First we will find the mass of water in a unit volume. After that is done we will calculate the mass of one mole of water. Then we will find out how many moles of water are there in that mass and finally, we will find the number of molecules in that volume using Avogadro’s number. Then we will find the volume of one molecule of water.

Complete step-by-step solution:
First, let us calculate the mass of water in one unit volume i.e. in one ${{m}^{3}}$. We have the density of water as ${{10}^{3}}$ kg${{m}^{-3}}$. So, we easily get the mass of water in one ${{m}^{3}}$of volume as 1000 kilograms.

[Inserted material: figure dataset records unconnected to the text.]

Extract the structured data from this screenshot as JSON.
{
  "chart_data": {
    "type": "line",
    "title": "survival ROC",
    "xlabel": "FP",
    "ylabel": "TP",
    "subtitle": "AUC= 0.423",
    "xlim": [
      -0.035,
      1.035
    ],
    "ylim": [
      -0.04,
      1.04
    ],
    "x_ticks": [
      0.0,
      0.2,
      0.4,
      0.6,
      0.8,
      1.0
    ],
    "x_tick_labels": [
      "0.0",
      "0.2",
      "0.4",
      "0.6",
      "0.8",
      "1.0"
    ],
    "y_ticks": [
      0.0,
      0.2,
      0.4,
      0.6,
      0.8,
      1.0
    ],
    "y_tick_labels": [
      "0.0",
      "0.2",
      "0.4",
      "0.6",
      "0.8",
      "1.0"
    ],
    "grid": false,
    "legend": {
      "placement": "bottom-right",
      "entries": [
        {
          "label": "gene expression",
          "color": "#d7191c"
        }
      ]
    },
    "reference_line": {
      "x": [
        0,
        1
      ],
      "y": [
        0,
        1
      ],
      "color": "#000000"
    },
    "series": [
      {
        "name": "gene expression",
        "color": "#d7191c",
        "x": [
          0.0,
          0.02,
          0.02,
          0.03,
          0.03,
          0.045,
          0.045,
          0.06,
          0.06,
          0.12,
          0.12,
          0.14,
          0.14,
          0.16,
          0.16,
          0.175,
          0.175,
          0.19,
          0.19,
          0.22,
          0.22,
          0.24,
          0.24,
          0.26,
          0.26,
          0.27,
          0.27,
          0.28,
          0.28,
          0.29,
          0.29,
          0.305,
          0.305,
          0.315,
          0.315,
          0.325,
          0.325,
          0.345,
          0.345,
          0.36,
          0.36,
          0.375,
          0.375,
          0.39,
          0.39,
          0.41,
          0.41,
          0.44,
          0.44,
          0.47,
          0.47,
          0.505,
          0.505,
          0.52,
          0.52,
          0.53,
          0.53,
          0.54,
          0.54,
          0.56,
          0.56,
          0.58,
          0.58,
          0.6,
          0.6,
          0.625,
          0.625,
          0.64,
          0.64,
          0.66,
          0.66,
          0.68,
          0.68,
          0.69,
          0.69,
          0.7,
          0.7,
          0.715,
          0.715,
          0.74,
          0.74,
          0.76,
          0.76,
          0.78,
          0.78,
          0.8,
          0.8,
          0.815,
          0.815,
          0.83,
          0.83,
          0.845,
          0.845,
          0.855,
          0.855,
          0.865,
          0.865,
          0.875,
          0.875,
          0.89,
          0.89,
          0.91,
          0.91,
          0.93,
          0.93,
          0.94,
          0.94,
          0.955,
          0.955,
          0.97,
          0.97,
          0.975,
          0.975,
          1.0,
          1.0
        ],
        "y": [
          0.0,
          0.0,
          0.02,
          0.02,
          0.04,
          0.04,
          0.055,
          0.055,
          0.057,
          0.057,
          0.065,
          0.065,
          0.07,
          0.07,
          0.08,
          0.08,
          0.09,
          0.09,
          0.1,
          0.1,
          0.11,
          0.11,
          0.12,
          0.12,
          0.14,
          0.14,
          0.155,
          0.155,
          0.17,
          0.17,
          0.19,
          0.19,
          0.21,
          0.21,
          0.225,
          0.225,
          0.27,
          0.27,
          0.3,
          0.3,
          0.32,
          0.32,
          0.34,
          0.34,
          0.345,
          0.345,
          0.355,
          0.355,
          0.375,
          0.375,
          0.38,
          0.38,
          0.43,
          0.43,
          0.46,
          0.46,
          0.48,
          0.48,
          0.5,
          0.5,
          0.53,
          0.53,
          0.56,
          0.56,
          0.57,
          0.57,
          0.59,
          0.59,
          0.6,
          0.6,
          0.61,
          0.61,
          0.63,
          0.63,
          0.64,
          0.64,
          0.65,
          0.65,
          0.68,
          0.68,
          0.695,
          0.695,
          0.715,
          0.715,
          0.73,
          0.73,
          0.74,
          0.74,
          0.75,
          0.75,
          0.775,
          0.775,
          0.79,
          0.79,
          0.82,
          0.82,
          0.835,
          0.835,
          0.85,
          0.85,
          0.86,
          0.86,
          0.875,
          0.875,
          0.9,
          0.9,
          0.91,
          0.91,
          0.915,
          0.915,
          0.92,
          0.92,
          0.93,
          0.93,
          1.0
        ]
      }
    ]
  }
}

Now we will find the mass of one mole of water.
The water molecule is made up of 2 atoms of Hydrogen and one atom of oxygen. Their atomic masses add up to 18 and that is how much one mole of water will weigh in grams.

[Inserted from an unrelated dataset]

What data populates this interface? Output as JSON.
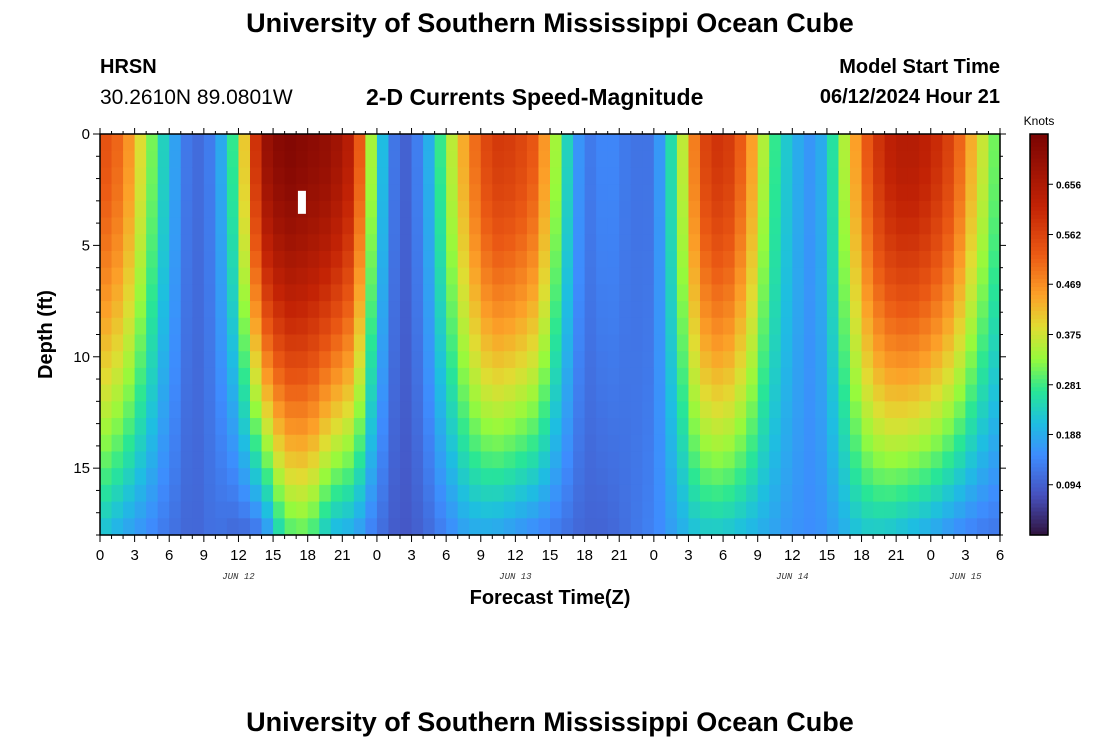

In 1000 kilograms of water there will be $\dfrac{1000\times 1000}{18}=55555.56$ moles of water.
Multiplying this number by the Avogadro’s number we will get the total number of water molecules present in one ${{m}^{3}}$ of water.
total number of water molecules present in one ${{m}^{3}}$=$55555.56\times 6\times {{10}^{23}}=3.33\times {{10}^{28}}$
So, the volume of one molecule of water will be equal to $\dfrac{1}{3.33\times {{10}^{28}}}=3\times {{10}^{-29}}{{m}^{3}}$

Hence, the correct option is B, i.e., $3\times {{10}^{-29}}{{m}^{3}}$.

Note: We are dealing with big numbers here so it is better to write them in scientific notification when possible. Take care to avoid calculation mistakes. The whole process must be done in order to avoid confusion and calculation mistakes.